狩猟民族で椅子に座る生活を送る欧米人は、お尻や太もも裏などの体の後ろ側の筋肉(大殿筋やハムストリングス)が発達して、腰椎の前側のカーブが鋭く骨盤は前に倒れやすい特徴があります。

一方、日本人は農耕民族で床に座る文化の為、太ももの前側(大腿四頭筋)が発達してお尻はぺちゃんこ。

ゆえに腰椎のカーブが緩く骨盤が後ろに倒れ気味になります。

生活様式が遺伝にまで影響したかどうか、まだ定かではないんですが日本人が欧米人に比べて骨盤が後傾しやすいということは明らかなことです。

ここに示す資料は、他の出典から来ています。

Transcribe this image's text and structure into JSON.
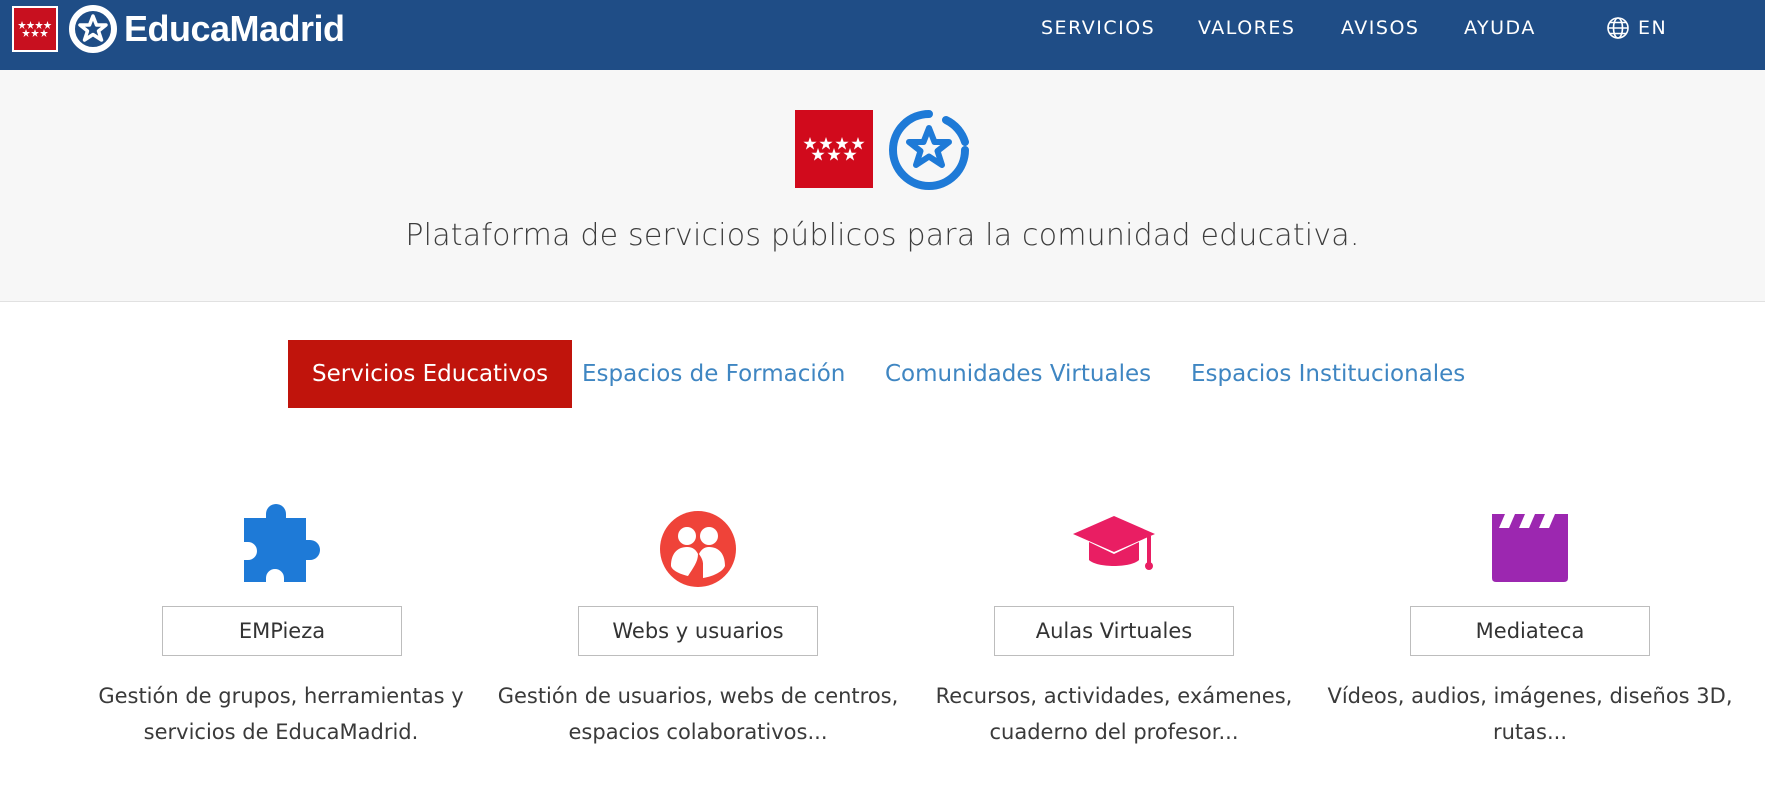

さらに、日本人の骨盤が後傾しやすいのには、骨盤を支える筋肉の量の差もあります。

日本人の平均男性の除脂肪体重(体重から脂肪を抜いた体重の事)は欧米人の男性に比べて約10%も少ないということがわかっています。

ですからスマホのガン見の猫背は見逃せないという事。

それは、何故かなのでしょうか?

視線が下がって頚椎が前に引っ張られる。

そうすると胸椎が丸くなって骨盤が後傾。

これって、高齢者の姿勢に思いませんか?

そう!

高齢者姿勢の若者が増えているのです。

そういう風にならない様、しっかり意識していきましょう。

ここで、1度イメージをしてください。

PCやスマホの見すぎで頭が前に行くと、首の骨が前に行くこ事が分かりますよね。

するとバランスを取るために、胸椎部分が後ろにペコって倒れる。

そしてさらに、バランスをとるために腰椎がグーっと丸く後ろに倒れ結果、見るも無残な”まん丸背中”になってしまうのです。

この様な事にならない為にも、皆さんしっかり意識して体幹周りの筋肉を付け、背中が曲がらない様に生活してみてはどうでしょうか。


 最後までご覧いただきありがとうございました。